New readers, brace yo’selves for Empowered to begin taking its first dainty little steps into rather darker and disturbing narrative territory, as this story provides some clarification on this Thugboy line from the previous story: “We wound up picking the wrong f**king supervillain to rip off.” And how, as you’ll soon see! (I wasn’t kidding about the off-repeated tagline, “A sexy superhero comedy, except when it isn’t.”)

I’m ocasionally tweeted at by readers who decry any mention of the series’ tonally mixed content with some variation on this line: “Empowered was supposed to be a comedy!” Ignoring the entitlement issues inherent to readers telling creators what their stories are allowed to be, I would have long ago pulled the plug on this series if it could only be a comedy. I certainly wouldn’t have invested most of the previous decade of my life in this project if were limited to depicting naught but wacky jokes and whimsically ribald japery.  

That being said, this story’s turn to the nightmarish—or “grimderp,” to quote one such Twitter critic—isn’t the real reason that Empowered continued beyond these early stories. No, the true lifeblood of the continuing series doesn’t appear until late in vol. 2, when the book’s concluding story veers into an intense and emotionally charged anecdote from Emp’s childhood. That moment is, in fact, the main reason that the series continued, because it truly showed me that the premise of Empowered was flexible enough to allow me to explore more fulfilling narrative directions than humor and humor alone.

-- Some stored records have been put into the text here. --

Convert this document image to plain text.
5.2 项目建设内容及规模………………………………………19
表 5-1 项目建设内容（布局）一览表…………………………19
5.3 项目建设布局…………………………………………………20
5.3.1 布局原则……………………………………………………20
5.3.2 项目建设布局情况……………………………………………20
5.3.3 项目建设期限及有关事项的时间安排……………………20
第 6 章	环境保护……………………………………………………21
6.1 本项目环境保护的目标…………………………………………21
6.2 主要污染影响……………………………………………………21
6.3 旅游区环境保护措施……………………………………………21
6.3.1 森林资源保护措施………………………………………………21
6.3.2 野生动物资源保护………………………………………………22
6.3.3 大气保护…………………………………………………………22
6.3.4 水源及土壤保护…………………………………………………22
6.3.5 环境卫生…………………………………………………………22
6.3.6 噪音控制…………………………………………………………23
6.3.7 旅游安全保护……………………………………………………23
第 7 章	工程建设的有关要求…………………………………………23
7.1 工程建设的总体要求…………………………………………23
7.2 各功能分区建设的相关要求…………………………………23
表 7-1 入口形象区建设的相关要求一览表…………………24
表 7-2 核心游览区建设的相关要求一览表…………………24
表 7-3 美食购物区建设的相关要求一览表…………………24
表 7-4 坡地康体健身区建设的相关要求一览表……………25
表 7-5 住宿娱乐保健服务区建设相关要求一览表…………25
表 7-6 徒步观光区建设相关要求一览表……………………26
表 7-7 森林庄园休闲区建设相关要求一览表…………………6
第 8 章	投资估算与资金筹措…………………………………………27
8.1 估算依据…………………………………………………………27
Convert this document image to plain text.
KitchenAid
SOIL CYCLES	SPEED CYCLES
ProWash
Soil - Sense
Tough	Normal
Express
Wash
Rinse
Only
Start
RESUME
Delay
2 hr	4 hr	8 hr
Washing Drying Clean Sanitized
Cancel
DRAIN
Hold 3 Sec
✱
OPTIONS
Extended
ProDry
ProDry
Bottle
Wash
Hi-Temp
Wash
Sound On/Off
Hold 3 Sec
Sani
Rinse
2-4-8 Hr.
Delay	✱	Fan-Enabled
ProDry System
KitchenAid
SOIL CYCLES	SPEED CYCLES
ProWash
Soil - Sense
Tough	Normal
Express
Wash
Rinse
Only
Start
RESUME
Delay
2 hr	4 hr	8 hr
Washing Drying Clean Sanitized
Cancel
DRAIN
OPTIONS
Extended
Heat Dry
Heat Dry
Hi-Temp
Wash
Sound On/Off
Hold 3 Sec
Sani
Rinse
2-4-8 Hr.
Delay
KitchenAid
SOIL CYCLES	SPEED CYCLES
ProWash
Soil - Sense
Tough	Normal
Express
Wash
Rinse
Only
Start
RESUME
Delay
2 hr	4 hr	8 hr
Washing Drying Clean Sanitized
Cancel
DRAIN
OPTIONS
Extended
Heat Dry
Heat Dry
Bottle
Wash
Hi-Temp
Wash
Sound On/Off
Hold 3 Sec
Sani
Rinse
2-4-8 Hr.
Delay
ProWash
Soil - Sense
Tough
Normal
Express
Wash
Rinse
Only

As a writer, emotional intensity and resonance is vastly more important to me than mere “grimdarkness” as such. 

Then again, I assume that Twitter Critic never read any of my previous comics work, as no long-term project I’ve ever worked on has been locked down to a “comedy-only” format. Dirty Pair, Gen13, Titans: Scissors, Paper Stone, Livewires, even Bubblegum Crisis: Grand Mal—all of ’em, sooner or later, strayed into more tonally complex narrative approaches. That’s just, well, “how I do,” folks.